During his time at Glasgow, the exclusion of students from their former role in the government of the university led to a sharp dispute with the authorities. Smith became involved and as a result was expelled on 1 May 1722. He initiated a legal challenge, but apparently did not pursue it. (Ultimately, in 1727, the university rescinded his expulsion, but he was by then established in his career.) He moved to Dublin, where, before October 1722, he put his case against the university in print. James Arbuckle (qv), an associate in the Glasgow dispute, who also settled in Dublin, may have assisted in writing this tract, published anonymously as A short account of the late treatment of the students of the University of G[lasgo]w.
By 1724 John Smith was engaged in the book trade in Dublin with William Smith. William left Ireland in 1725 and John Smith formed a partnership with William Bruce, which continued until 1737; he then remained in business on Blind Quay on his own until 1758. He was unusual among Dublin booksellers in having attended a university, and found his place as ‘bookseller to the Non-subscribing Presbyterian intelligentsia’ (Pollard, Dictionary, 200). The first work bearing his imprint was an Inquiry into . . . ideas of beauty and virtue (1725) by Francis Hutcheson (qv), a cousin of his partner Bruce. Philosophy (including much whig political philosophy), religion, and foreign literature were prominent in the lists of books published, reprinted, or sold by him – authors included George Berkeley (qv), Molesworth, and Harrington (edited by John Toland (qv)) – and he had good connections with London booksellers.

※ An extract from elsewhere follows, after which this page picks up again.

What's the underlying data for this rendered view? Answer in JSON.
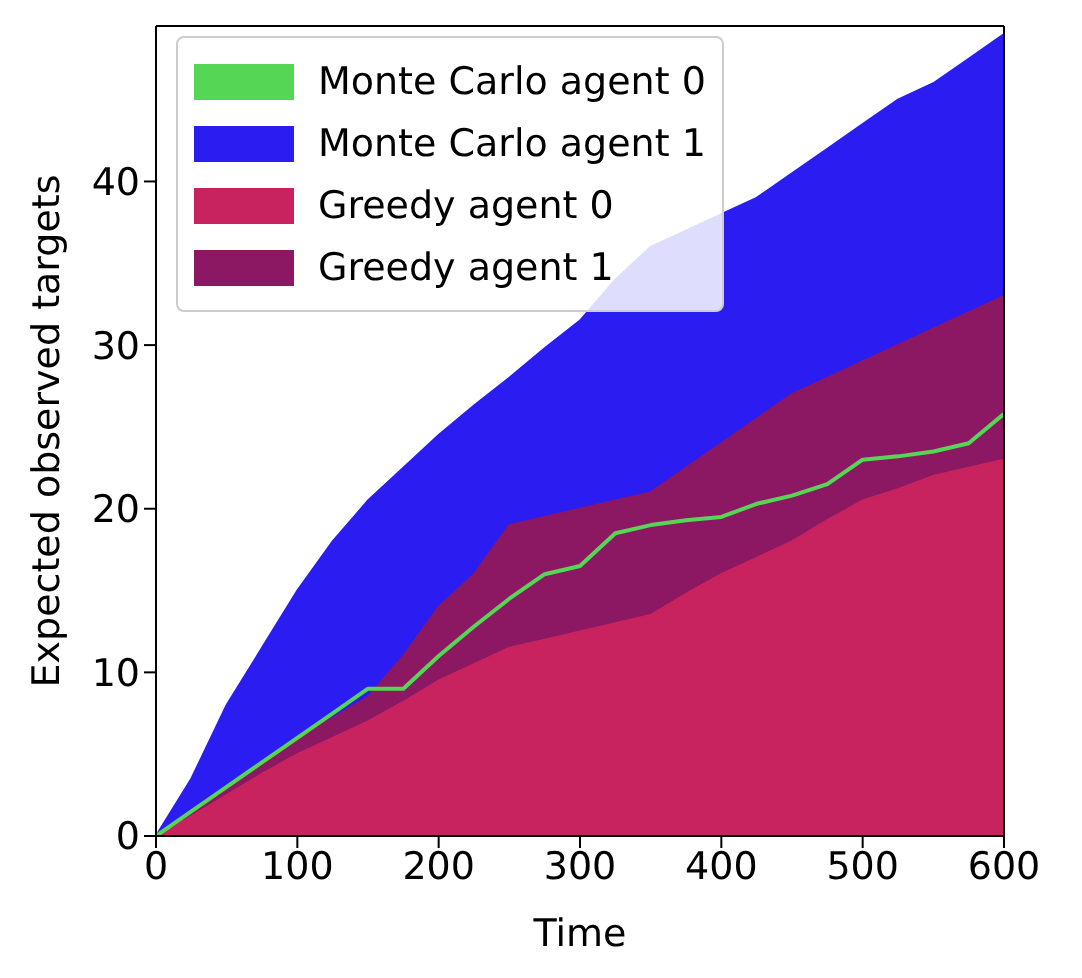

Between 1739 and 1749 he published, in twenty-four volumes, a Collection of the parliamentary debates in England 1668–1744, compiled by him from accounts printed in England. A decline in the market for foreign literature may have contributed to the winding up of his business in 1758. An unprosperous period followed, but he was appointed agent to the Hibernian Silk Warehouse in 1764. He died in Dublin in August 1771. Of his domestic life little is known, but a petition seeking a place, which he addressed around 1764 to Northumberland (qv), the lord lieutenant, referred to his wife and eight children.